Среди попыток распутать хронологические парадоксы присутствуют и радикальные гипотезы: о том, например, что сын Рюрика и отец Святослава – это не одно и то же лицо. Так, Г. В. Вернадский писал:
«Согласно летописям, сын Рюрика был тем самым Игорем, ставшим киевским князем после смерти Олега и правившим с 912 по 945 год. Однако вряд ли допустима идентификация двух этих Игорей. В таком случае Игорю Киевскому было бы больше 70 лет ко времени смерти (родился не позднее 873 г., умер в 945 г.). Между тем в летописях нет указаний на то, что князь Игорь был так стар… К тому же его сын Святослав родился в 942 году. Ввиду этих соображений мы можем предположить, что между Рюриком Новгородским и Игорем Киевским было, по меньшей мере, одно промежуточное поколение, а возможно, и два».

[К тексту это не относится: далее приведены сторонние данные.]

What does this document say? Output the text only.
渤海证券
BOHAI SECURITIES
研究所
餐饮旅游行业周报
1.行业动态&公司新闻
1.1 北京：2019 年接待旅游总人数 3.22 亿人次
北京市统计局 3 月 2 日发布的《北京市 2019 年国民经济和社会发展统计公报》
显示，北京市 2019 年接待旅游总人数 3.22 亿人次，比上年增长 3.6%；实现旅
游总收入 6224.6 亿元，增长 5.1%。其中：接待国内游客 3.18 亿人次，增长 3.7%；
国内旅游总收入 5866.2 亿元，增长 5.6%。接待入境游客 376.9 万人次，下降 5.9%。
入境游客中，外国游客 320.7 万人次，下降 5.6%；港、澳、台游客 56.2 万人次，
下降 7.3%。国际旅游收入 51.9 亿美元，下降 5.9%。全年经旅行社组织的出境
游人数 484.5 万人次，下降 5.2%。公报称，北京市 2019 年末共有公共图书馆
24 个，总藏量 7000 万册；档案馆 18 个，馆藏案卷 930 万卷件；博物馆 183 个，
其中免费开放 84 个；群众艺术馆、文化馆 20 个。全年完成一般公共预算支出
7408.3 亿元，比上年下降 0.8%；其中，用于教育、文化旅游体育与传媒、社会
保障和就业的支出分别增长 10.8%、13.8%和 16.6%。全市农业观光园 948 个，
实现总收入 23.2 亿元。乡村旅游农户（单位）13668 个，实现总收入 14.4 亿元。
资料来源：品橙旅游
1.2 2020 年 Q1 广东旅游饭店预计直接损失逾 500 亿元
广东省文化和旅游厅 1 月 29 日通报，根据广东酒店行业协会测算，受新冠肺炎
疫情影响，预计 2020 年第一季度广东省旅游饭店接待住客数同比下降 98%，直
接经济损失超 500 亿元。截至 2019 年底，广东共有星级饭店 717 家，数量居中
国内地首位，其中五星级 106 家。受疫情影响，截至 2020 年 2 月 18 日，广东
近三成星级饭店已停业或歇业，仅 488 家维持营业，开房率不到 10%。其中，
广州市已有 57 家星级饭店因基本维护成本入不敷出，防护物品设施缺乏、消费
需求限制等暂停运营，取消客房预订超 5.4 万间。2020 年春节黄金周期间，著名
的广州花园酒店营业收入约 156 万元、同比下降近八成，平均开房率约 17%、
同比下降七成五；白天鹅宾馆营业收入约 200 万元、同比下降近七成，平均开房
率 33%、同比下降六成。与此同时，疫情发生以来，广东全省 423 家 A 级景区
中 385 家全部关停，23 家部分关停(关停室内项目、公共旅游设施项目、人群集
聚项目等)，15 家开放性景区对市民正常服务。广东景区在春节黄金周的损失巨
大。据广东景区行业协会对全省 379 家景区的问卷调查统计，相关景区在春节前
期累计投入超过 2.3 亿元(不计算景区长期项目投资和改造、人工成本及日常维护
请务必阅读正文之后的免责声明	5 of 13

Предположить одно промежуточное поколение между сыном Рюрика и отцом Святослава, конечно, можно, тем более что и с рождением сына княгиней Ольгой в 52 года дело обстоит не тривиально, но для такой версии нет никаких данных ни в русских, ни в иноязычных источниках. Может быть, было бы более осторожным и корректным исходить из сбоя в хронологии Начальной летописи и считать указанные в ней даты смерти Рюрика и, соответственно, рождения Игоря опережающими сами эти события, а значит, и править он стал в более раннем возрасте, чем это получается в соответствии с летописной хронологией, и жизнь его была короче, и родители Святослава были при его рождении моложе, чем это можно вычислить из дат, приводимых в «Повести временных лет».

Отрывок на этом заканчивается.